I am getting my urls and titles from a post's content, but the titles no longer seem to be UTF-8 and include some funky characters such as "Â" when I echo the result. Any idea why the correct charset isn't being used? My headers do use the right metadata.
I tried some of the solutions on here, but none seems to work so I thought I'd add my code below - just in case I'm missing something.

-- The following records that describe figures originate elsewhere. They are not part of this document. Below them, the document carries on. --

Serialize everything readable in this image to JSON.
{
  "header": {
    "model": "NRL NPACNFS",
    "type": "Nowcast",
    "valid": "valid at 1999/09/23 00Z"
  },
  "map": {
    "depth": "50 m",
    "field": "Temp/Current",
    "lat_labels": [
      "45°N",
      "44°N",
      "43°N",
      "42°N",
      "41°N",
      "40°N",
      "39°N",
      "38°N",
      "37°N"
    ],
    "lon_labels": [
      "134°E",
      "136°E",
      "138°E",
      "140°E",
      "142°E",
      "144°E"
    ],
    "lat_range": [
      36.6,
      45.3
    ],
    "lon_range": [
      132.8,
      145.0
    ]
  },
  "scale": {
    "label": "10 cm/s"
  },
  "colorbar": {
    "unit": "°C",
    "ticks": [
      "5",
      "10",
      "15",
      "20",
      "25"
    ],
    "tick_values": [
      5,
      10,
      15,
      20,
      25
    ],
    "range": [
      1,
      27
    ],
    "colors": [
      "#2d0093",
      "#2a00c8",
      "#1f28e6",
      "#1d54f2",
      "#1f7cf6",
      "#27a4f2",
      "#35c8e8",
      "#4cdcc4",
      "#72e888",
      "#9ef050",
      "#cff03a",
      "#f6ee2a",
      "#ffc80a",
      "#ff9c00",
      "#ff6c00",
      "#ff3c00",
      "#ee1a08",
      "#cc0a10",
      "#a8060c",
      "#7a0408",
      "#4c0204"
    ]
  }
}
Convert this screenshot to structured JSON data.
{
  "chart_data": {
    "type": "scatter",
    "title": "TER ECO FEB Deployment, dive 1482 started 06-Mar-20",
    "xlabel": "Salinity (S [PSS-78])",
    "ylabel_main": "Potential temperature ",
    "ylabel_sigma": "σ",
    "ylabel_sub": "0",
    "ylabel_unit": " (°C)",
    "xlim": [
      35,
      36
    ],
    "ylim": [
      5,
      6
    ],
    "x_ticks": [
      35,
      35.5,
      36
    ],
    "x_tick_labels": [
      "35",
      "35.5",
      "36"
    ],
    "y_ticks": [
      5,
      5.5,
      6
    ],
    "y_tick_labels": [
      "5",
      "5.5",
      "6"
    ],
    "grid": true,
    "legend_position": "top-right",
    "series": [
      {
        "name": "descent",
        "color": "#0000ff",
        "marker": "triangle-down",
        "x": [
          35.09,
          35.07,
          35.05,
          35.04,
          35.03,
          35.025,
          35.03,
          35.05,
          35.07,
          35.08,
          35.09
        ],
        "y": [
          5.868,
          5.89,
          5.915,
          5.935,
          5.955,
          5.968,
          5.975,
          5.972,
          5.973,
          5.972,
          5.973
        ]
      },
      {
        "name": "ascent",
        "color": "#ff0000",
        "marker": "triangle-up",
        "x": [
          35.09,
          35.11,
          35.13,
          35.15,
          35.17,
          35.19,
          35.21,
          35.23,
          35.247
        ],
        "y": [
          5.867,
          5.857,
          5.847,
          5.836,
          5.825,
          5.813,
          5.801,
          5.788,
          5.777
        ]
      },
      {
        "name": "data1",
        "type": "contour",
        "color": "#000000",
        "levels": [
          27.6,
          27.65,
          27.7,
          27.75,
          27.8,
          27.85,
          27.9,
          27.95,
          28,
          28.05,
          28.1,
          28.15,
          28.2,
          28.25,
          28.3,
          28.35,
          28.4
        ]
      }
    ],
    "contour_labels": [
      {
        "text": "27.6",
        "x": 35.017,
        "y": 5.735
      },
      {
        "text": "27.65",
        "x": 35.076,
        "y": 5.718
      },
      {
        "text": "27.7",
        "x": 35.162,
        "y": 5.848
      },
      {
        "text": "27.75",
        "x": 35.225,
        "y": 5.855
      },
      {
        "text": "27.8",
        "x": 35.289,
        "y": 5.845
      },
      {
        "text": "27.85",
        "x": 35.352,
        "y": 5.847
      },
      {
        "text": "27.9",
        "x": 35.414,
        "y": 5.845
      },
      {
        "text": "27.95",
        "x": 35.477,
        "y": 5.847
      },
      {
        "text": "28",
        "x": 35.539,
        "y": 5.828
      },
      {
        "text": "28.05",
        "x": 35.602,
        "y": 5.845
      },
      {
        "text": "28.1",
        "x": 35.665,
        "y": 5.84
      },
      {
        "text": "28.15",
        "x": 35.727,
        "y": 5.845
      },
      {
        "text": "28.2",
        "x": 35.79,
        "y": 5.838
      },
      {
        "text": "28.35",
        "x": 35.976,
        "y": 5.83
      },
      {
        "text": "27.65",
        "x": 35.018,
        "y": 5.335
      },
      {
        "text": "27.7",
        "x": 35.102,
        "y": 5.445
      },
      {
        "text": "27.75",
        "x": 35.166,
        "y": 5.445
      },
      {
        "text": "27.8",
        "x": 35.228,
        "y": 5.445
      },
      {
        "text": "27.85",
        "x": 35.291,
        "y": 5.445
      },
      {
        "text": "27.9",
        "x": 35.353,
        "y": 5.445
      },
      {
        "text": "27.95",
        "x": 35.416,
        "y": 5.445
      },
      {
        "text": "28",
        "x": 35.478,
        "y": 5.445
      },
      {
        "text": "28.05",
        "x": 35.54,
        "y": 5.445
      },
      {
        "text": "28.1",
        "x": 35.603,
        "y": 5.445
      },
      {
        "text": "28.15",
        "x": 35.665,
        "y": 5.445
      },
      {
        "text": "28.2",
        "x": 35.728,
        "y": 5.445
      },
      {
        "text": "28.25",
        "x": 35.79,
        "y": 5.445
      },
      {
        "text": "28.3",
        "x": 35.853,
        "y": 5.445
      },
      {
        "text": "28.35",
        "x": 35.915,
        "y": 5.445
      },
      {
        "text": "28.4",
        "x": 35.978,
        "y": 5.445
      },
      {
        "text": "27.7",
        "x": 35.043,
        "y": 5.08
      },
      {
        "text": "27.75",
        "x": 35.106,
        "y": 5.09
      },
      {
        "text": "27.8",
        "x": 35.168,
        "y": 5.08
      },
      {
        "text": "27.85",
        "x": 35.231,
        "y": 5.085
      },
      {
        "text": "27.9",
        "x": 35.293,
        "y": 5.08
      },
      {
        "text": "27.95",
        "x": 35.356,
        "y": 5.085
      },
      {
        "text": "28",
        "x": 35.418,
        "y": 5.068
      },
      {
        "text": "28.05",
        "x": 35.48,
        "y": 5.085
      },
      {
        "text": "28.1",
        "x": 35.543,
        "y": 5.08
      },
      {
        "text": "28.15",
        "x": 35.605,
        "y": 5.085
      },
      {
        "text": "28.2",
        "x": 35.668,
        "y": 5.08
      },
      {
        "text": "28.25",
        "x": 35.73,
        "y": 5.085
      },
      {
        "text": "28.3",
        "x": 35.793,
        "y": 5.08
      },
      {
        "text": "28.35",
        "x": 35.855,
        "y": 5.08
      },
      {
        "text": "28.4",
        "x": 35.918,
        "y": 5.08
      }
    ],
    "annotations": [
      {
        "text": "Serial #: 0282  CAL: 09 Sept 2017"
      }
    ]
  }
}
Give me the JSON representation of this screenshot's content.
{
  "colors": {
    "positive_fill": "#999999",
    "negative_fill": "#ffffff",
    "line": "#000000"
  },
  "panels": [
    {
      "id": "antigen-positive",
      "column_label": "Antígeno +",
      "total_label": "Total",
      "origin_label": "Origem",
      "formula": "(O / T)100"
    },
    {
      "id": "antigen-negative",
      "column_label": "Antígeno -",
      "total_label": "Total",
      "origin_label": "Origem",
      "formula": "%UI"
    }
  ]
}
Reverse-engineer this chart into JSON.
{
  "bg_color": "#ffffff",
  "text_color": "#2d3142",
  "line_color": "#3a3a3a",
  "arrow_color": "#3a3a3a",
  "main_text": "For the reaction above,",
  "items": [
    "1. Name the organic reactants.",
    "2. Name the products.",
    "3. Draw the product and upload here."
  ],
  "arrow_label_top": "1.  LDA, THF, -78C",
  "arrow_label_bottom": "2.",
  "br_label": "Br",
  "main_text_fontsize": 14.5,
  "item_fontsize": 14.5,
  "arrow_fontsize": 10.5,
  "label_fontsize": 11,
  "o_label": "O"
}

$servername = "localhost";
$database = "xxxx";
$username = "xxxxx";
$password = "xxxx";
$conn = mysqli_connect($servername, $username, $password, $database);
$post_id = 228;
$content_post = get_post($post_id);
$content = $content_post->post_content;
$doc = new DOMDocument();
$doc->loadHTML('<?xml encoding="utf-8" ?>' . $content);
$links = $doc->getElementsByTagName('a');
$counter = 0;
foreach ($links as $link){
$href = $link->getAttribute('href');
$avoid = array('.jpg', '.png', '.gif', '.jpeg');
if ($href == str_replace($avoid, '', $href)) {
$title = $link->nodeValue;
$title = html_entity_decode($title, ENT_NOQUOTES, 'UTF-8');
$sql = "INSERT INTO wp_urls_download (title, url) VALUES ('$title', '$href')";
if (mysqli_query($conn, $sql)) {
$counter++;
echo "Entry" . $counter . ": $title" . "<br>";
} else {
echo "Error: " . $sql . "<br>" . mysqli_error($conn);
}
}
}
Updated Echo string - changed this after I initially uploaded the code. I have already tried the solutions in the other posts and was not successful.